Abortion Has Done Nothing to Advance Women's Freedom

David C. Reardon
Elliot Institute
January 22, 2016
Reproduced with Permission
AfterAbortion.org

Today is the 43nd anniversary of the Roe v. Wade and Doe v. Bolton decisions. In a Jan. 24, 1973 editorial, The New York Times proclaimed:

The Supreme Court has made a major contribution to the preservation of individual liberties and of free decision-making by its invalidation of state laws inhibiting a woman's right to obtain an abortion in its first three months of pregnancy. hellip;

It has left the decision where it belongs - to the woman and her physician - with the power of the state to interfere, at later stages of pregnancy, governed essentially by considerations of maternal health. The Court has performed a useful historical function by recalling that the spur for the initial adoption of state laws banning abortion nearly a century ago was the great risk of maternal death involved in the surgical procedures then used. Now the risk arises out of perpetuating such archaic statutory prohibitions. The effect of these laws has been to force women, especially the young and the poor, to resort to abortion mills instead of expert hospital care when they are determined not to have an unwanted child.

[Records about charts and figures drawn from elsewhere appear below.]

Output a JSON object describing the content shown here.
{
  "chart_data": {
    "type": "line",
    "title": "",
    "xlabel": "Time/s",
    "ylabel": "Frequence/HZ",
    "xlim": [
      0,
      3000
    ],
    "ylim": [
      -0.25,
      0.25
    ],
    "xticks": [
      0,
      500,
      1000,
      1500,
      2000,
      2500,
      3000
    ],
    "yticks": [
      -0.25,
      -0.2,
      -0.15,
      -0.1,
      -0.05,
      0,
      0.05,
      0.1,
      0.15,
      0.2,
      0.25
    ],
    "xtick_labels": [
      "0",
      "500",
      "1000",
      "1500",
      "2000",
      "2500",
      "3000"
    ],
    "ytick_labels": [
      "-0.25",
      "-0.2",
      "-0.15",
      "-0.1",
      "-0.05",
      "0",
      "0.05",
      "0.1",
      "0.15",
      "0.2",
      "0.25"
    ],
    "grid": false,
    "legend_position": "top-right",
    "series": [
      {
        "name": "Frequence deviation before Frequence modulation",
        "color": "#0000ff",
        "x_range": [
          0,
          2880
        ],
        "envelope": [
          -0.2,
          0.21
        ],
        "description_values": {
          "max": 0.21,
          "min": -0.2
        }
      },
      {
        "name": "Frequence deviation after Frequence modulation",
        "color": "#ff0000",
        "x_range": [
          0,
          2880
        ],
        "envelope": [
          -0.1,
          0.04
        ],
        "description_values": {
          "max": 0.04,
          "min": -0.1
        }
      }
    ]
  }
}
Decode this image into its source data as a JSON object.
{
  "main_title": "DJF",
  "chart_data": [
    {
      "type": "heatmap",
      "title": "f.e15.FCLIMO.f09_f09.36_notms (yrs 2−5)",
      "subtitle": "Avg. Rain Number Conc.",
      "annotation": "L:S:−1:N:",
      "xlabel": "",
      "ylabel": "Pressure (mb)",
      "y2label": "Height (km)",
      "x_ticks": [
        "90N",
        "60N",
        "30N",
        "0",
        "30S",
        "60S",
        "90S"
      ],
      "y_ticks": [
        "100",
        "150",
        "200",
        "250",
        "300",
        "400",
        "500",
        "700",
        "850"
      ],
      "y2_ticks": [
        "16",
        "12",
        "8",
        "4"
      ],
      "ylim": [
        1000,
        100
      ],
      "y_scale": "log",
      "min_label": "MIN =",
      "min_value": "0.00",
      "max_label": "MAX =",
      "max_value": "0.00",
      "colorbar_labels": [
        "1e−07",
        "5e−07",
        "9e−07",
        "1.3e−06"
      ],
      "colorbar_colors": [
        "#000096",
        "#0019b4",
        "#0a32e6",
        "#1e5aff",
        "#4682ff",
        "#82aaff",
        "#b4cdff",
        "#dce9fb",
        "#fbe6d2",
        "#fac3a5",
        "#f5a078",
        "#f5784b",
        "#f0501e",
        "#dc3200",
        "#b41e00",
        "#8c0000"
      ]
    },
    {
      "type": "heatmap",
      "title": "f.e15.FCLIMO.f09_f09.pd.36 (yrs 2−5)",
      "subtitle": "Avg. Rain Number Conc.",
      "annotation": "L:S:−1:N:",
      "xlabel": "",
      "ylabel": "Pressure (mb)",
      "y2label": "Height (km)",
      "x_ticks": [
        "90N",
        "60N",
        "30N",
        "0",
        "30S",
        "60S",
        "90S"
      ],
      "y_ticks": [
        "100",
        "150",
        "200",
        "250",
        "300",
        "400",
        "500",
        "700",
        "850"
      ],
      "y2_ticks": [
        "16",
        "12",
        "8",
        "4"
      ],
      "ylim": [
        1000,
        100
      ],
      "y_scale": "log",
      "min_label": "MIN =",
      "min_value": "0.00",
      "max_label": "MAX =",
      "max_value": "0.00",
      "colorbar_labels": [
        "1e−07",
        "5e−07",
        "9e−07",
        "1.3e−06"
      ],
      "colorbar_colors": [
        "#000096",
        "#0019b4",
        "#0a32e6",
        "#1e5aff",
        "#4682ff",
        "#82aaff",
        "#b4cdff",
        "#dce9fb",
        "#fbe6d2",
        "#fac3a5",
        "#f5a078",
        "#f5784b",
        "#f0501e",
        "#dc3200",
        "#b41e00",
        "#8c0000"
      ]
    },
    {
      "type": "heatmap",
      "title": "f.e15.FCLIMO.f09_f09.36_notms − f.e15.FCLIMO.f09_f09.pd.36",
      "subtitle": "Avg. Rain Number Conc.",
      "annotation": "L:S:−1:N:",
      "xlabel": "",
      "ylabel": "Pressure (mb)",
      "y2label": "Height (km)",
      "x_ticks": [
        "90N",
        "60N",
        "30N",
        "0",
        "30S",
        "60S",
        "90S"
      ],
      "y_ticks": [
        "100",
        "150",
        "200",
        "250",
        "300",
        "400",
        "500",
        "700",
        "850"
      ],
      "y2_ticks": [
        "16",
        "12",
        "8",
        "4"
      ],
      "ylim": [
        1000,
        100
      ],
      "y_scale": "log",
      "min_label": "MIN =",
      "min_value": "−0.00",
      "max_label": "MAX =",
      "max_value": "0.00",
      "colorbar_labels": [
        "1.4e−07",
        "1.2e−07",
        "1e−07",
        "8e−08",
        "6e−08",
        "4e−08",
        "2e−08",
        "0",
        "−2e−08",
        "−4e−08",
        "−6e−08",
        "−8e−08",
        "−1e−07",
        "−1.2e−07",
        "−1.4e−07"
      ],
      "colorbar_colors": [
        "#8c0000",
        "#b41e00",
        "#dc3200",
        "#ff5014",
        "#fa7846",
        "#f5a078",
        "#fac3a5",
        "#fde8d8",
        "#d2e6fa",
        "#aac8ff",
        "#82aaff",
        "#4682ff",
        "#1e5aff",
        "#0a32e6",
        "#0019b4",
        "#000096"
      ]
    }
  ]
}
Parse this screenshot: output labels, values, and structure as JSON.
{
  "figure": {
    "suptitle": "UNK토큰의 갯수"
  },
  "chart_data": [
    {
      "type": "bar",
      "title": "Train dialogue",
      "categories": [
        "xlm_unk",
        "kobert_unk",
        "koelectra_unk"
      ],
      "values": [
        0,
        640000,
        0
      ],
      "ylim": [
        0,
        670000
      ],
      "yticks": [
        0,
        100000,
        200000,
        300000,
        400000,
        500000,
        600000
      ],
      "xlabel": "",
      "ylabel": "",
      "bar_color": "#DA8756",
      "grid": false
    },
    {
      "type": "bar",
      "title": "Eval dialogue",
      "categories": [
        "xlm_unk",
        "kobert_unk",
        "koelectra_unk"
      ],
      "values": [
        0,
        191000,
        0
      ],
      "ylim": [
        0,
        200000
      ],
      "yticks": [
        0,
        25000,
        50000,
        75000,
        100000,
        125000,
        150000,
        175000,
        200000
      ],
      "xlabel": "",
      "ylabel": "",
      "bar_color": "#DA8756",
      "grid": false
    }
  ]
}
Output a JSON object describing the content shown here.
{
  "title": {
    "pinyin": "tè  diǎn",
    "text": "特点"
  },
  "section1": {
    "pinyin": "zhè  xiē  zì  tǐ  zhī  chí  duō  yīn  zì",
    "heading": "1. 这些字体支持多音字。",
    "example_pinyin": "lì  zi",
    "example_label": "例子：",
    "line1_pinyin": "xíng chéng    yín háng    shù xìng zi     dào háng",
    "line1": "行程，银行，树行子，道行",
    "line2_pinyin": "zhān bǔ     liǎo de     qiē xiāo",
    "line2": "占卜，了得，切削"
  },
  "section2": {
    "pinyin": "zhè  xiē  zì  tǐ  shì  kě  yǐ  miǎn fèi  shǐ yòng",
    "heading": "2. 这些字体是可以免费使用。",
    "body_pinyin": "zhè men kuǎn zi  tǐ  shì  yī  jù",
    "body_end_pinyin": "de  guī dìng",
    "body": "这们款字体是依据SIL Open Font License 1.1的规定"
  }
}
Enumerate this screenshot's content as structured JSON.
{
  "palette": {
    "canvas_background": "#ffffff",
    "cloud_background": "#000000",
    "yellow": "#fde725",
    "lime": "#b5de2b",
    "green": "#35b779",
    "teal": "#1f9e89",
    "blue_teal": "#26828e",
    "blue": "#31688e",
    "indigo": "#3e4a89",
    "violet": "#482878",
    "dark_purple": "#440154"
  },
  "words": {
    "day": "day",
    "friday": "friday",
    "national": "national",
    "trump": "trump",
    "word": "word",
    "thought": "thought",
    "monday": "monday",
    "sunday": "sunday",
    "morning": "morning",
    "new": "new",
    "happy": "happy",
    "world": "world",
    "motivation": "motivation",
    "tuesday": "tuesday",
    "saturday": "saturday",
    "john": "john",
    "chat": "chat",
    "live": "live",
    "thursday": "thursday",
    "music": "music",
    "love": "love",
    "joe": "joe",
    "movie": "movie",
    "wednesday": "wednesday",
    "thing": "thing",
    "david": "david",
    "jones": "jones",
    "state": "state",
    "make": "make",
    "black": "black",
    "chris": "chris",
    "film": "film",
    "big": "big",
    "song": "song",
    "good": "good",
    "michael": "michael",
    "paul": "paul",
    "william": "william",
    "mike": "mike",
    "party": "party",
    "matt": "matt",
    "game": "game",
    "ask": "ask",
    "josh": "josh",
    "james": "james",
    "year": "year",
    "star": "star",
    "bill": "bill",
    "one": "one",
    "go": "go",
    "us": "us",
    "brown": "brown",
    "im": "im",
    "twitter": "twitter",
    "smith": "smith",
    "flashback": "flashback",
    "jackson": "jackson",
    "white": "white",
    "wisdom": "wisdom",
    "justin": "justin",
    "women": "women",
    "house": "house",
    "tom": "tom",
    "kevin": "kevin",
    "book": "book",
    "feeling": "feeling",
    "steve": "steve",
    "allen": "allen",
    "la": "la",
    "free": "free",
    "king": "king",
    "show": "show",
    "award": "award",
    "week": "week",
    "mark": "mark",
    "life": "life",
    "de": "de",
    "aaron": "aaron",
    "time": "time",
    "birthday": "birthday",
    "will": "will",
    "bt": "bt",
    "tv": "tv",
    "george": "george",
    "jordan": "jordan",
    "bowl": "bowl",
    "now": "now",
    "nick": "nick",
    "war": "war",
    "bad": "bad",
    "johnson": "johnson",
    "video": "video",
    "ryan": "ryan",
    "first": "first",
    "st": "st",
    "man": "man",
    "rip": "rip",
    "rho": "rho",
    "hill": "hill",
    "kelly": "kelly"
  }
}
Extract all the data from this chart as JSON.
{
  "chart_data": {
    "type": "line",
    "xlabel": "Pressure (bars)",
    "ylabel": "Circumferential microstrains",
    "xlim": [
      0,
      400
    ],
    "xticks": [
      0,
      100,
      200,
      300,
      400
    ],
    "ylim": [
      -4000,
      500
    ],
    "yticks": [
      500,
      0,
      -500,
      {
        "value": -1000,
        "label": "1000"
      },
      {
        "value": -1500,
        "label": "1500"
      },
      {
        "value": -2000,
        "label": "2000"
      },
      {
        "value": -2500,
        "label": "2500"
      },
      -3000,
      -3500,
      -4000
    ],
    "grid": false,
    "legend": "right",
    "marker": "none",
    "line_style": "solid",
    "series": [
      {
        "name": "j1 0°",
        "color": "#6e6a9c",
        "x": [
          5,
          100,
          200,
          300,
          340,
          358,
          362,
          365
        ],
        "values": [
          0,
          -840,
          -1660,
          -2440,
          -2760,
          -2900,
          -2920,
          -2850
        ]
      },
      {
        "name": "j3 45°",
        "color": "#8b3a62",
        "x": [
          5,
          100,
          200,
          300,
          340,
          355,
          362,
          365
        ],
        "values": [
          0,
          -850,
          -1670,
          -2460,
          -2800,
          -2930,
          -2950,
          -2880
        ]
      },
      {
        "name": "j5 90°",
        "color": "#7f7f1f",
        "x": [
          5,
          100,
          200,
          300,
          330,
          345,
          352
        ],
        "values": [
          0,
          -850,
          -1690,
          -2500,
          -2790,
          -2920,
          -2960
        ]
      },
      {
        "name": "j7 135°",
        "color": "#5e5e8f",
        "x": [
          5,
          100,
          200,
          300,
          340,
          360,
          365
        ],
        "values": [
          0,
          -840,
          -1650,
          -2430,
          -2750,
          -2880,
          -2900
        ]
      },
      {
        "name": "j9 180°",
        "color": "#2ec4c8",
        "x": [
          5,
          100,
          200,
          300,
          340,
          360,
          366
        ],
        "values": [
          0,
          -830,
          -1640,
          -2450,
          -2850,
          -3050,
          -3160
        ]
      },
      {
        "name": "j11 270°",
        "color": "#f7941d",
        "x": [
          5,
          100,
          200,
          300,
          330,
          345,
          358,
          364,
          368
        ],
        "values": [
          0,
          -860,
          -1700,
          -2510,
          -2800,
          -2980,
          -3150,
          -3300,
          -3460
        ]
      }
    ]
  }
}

Forty-three years later, we know that the image that the Times conjured up - of women making autonomous and fully-informed decisions in consultation with knowledgeable and conscientious doctors and receiving "expert hospital care" rather than ending up at seedy abortion mills - has proven to be a mirage .

The truth is that maternal deaths from abortion had already been declining prior to Roe due to advances in medical care and that most illegal abortions were, in fact, performed by physicians . All legalization did was allow more girls and women to be exploited, abused, traumatized, maimed, injured and killed before, during and after abortion.